Primeiro, uma organização independente, Icer, publicou avaliação negativa dos estudos da Lykos. Depois foi a vez de um comitê de consultores da FDA jogar água fria na terapia com MDMA para TEPT. Nos dois casos, apontaram-se má qualidade dos dados sobre eficácia e segurança e efeitos adversos, inclusive risco de abuso sexual.

Vários desses problemas foram levantados pela ONG Psymposia. Mesmo quem não concorda com os argumentos de críticos como Neşe Devenot e Brian Pace tem razões para se preocupar com os ataques que vêm recebendo de defensores da Lykos e sua promessa de tratar TEPT de veteranos das muitas guerras dos EUA.

Tudo indica que a psicoterapia com MDMA se viu capturada pela polarização entre direita e esquerda. Psymposia pode ter exagerado nas denúncias contra a Lykos, mas a ONG não detém o mesmo poder de fogo da associação de ex-combatentes Heroic Hearts ou do deputado republicano Dan Crenshaw, por exemplo.

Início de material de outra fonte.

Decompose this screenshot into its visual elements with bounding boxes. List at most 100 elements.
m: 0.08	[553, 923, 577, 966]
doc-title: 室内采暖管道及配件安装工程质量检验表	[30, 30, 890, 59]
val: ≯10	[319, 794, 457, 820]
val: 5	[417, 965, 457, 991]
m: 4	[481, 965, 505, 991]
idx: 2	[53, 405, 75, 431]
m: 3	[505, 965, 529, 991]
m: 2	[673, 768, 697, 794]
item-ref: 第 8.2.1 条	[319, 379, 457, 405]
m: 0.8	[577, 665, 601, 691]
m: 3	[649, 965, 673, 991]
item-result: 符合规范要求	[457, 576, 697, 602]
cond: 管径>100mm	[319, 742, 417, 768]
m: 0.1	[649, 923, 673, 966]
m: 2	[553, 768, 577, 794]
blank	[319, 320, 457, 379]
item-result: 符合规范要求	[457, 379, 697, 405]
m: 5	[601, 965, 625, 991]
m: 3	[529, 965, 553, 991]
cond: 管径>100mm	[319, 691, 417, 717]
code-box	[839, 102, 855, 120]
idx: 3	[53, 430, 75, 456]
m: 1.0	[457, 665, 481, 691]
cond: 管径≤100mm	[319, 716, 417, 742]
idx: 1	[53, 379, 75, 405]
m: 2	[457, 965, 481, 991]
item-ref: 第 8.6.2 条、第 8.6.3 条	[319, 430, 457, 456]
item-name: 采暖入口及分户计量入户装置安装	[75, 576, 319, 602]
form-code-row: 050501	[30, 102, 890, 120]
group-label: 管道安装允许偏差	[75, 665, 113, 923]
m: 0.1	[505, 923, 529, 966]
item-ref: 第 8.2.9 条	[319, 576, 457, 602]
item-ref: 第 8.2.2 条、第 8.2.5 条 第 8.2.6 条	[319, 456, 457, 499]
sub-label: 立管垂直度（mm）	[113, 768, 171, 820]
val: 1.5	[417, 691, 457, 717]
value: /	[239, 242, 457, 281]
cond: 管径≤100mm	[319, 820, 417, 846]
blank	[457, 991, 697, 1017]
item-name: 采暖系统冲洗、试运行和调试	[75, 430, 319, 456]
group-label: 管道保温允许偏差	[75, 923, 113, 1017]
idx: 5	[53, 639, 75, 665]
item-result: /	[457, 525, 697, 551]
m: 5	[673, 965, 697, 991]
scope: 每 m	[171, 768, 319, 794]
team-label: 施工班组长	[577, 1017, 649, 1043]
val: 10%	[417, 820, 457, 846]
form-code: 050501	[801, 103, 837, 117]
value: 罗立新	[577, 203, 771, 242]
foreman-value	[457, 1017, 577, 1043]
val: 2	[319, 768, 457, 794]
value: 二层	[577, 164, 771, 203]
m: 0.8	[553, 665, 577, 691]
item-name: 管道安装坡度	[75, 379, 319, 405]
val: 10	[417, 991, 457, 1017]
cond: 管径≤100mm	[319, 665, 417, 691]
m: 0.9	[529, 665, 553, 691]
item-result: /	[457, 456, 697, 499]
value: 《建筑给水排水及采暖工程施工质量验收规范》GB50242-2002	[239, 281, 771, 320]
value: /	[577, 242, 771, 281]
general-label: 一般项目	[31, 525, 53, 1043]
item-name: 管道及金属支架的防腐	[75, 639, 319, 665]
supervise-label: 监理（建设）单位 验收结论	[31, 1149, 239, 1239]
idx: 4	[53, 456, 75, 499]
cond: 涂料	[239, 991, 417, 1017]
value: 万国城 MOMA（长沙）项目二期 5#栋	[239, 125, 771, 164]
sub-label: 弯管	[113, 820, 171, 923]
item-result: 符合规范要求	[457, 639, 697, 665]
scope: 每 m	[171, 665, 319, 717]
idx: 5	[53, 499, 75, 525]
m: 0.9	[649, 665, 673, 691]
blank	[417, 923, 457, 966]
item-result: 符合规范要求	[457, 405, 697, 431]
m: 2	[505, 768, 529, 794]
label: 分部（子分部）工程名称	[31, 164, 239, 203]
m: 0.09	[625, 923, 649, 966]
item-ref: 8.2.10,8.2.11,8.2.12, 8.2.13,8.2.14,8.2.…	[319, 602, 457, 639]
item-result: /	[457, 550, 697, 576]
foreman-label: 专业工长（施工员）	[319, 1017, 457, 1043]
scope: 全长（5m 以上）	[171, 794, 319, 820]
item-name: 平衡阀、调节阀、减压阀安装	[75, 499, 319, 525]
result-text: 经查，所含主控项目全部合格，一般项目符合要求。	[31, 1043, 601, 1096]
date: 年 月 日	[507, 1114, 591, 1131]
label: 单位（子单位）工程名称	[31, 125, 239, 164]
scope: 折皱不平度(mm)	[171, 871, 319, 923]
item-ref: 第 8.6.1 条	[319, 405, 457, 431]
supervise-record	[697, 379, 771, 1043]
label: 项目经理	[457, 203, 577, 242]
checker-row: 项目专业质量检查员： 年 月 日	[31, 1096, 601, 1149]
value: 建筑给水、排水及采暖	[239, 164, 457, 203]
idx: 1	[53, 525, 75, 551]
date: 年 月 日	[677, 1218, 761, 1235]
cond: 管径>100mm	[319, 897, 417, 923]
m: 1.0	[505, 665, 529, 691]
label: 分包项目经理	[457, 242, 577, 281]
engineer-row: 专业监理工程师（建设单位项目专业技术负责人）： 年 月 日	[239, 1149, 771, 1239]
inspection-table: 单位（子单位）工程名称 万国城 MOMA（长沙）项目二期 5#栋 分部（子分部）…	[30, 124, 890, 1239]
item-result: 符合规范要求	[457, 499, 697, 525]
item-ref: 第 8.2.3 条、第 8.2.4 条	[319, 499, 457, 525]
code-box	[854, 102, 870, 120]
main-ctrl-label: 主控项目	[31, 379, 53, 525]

Crenshaw acusou Devenot e Pace de insultar veteranos numa postagem vista por 23 mil pessoas na rede de Elon Musk. O magnata postou então que concordava com o parlamentar e teve mais de 17 milhões de visualizações.

Vindos da caótica direita norte-americana, e depois do atentado contra Donald Trump, esses ataques frontais acarretam riscos significativos para Devenot e Pace.